Dulu saya pikir, hidup memang begitu: tak bisa ditebak, tak bisa
dipahami. Tapi belakangan saya sadar, mungkin yang tak beres bukan hidupnya,
melainkan cara saya menjalaninya.
Selama ini saya sibuk mengasah hardware — melatih
otot, logika, dan kecerdasan. Tapi tidak tahu bahwa di dalam tubuh ini ada software
yang mengatur arah: pikiran, emosi, dan intuisi.

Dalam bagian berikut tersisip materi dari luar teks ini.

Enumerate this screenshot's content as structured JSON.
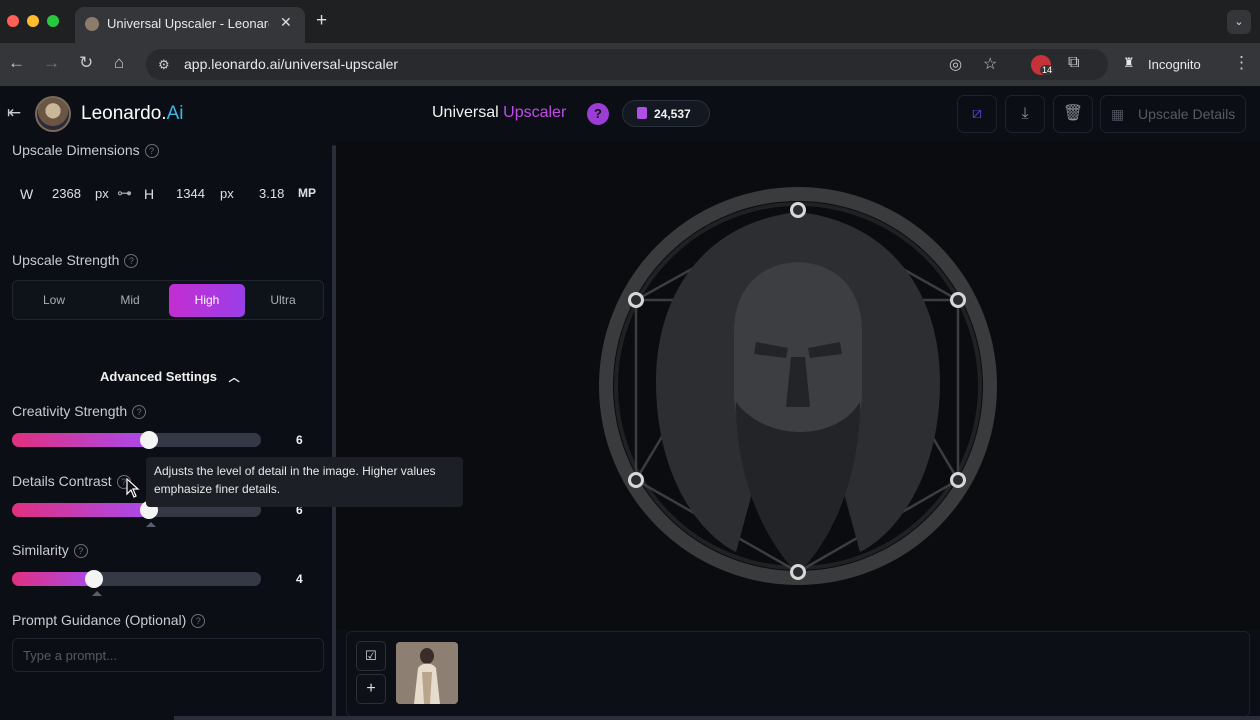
{
  "browser": {
    "tab_title": "Universal Upscaler - Leonardo.Ai",
    "url": "app.leonardo.ai/universal-upscaler",
    "incognito_label": "Incognito",
    "extension_badge": "14"
  },
  "header": {
    "brand_main": "Leonardo.",
    "brand_ai": "Ai",
    "title_main": "Universal",
    "title_accent": "Upscaler",
    "help": "?",
    "tokens": "24,537",
    "upscale_details_label": "Upscale Details"
  },
  "dimensions": {
    "label": "Upscale Dimensions",
    "w_label": "W",
    "width": "2368",
    "w_unit": "px",
    "h_label": "H",
    "height": "1344",
    "h_unit": "px",
    "megapixels": "3.18",
    "mp_unit": "MP"
  },
  "strength": {
    "label": "Upscale Strength",
    "options": [
      "Low",
      "Mid",
      "High",
      "Ultra"
    ],
    "selected": "High"
  },
  "advanced": {
    "label": "Advanced Settings"
  },
  "sliders": [
    {
      "label": "Creativity Strength",
      "value": "6",
      "fraction": 0.55
    },
    {
      "label": "Details Contrast",
      "value": "6",
      "fraction": 0.55
    },
    {
      "label": "Similarity",
      "value": "4",
      "fraction": 0.33
    }
  ],
  "tooltip": "Adjusts the level of detail in the image. Higher values emphasize finer details.",
  "prompt": {
    "label": "Prompt Guidance (Optional)",
    "placeholder": "Type a prompt..."
  },
  "colors": {
    "accent": "#c14ce8",
    "slider_start": "#e0307f",
    "slider_end": "#a64bf4"
  }
}
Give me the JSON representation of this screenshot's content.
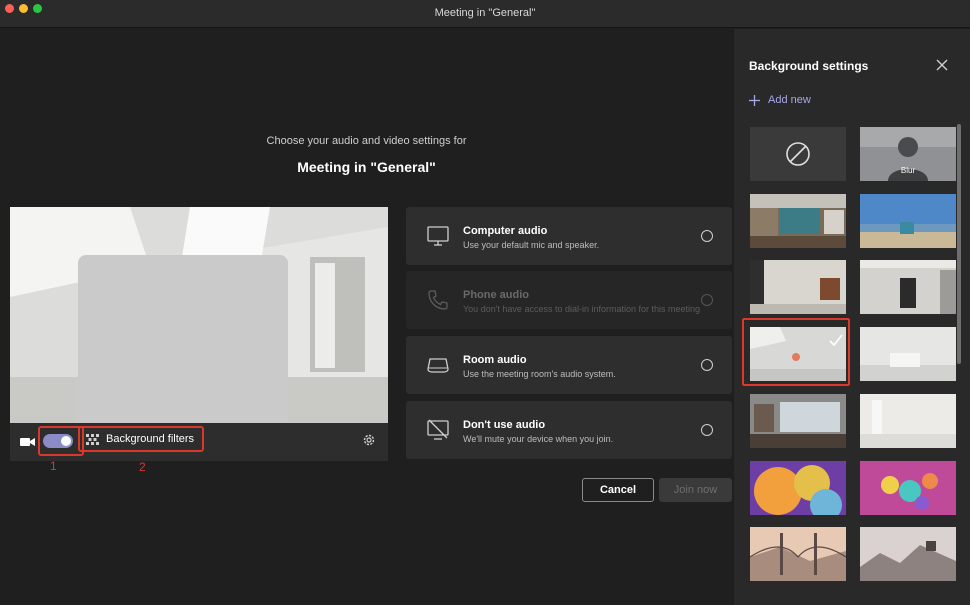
{
  "window": {
    "title": "Meeting in \"General\""
  },
  "prejoin": {
    "intro": "Choose your audio and video settings for",
    "meeting_title": "Meeting in \"General\""
  },
  "video": {
    "camera_on": true,
    "background_filters_label": "Background filters",
    "annotation_toggle": "1",
    "annotation_filters": "2"
  },
  "audio_options": [
    {
      "title": "Computer audio",
      "desc": "Use your default mic and speaker.",
      "icon": "monitor-icon",
      "enabled": true
    },
    {
      "title": "Phone audio",
      "desc": "You don't have access to dial-in information for this meeting",
      "icon": "phone-icon",
      "enabled": false
    },
    {
      "title": "Room audio",
      "desc": "Use the meeting room's audio system.",
      "icon": "room-speaker-icon",
      "enabled": true
    },
    {
      "title": "Don't use audio",
      "desc": "We'll mute your device when you join.",
      "icon": "no-audio-icon",
      "enabled": true
    }
  ],
  "actions": {
    "cancel": "Cancel",
    "join": "Join now"
  },
  "background_settings": {
    "title": "Background settings",
    "add_new": "Add new",
    "blur_label": "Blur",
    "selected_index": 6
  },
  "colors": {
    "accent": "#8b8cc7",
    "annotation": "#d9382b",
    "link": "#a6a8e8"
  }
}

Saya seperti orang yang membeli komputer mahal tanpa memahami
sistem operasinya dan tidak tahu bahwa komputer itu baru bermanfaat setelah
saya tahu cara menoperasikan softwarenya. Kadang saya tekan tombol, tak terjadi
apa-apa. Kadang malah muncul pesan error — panik, stres, atau marah tanpa sebab
yang jelas.
Seiring waktu, saya mulai paham, ada software yang sangat berperan
dalam hidup saya. Paham bahwa Pikiran bukan sekadar alat untuk menghitung dan
menganalisis. Emosi bukan musuh, tapi indikator. Dan intuisi — yang dulu saya
abaikan — sering kali memberi arah lebih akurat daripada peta rasional saya.

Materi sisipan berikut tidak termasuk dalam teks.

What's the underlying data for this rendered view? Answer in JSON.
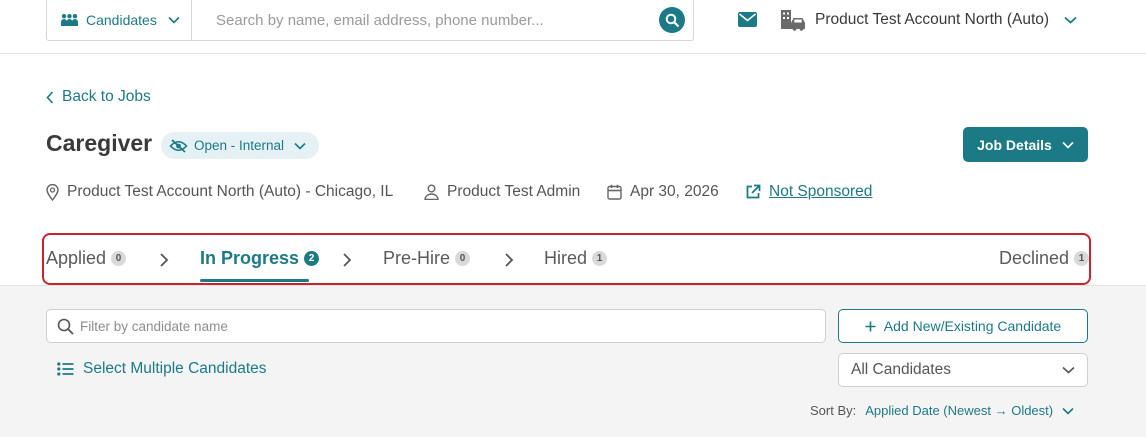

Kini saya sedang belajar mengenali software itu. Belajar
mendengarkan emosi, memahami arah intuisi, dan menata pikiran agar tidak
terus-menerus error.
Saya belajar memperhatikan pola: Ketika saya bekerja dengan
ketakutan, hasilnya seret. Ketika saya bekerja dengan rasa syukur, banyak pintu
terbuka tanpa saya duga. Ketika saya berhenti memaksa dan mulai percaya, hidup
jadi lebih ringan.
Mungkin di situlah kuncinya: hidup bukan tentang menaklukkan
dunia luar, tapi tentang mengenali sistem di dalam diri sendiri. Karena
ternyata, semesta di luar hanyalah cermin dari semesta di dalam.
Saya menulis ini bukan karena sudah menguasai “software
kehidupan”, tapi justru karena saya masih sering error. Bedanya, kini saya
tidak lagi buru-buru “memukul keyboard” ketika ada gangguan. Saya belajar
melihat pesan yang muncul di layar batin — dan mulai mengerti, mungkin itu
bukan error, tapi update system dari semesta.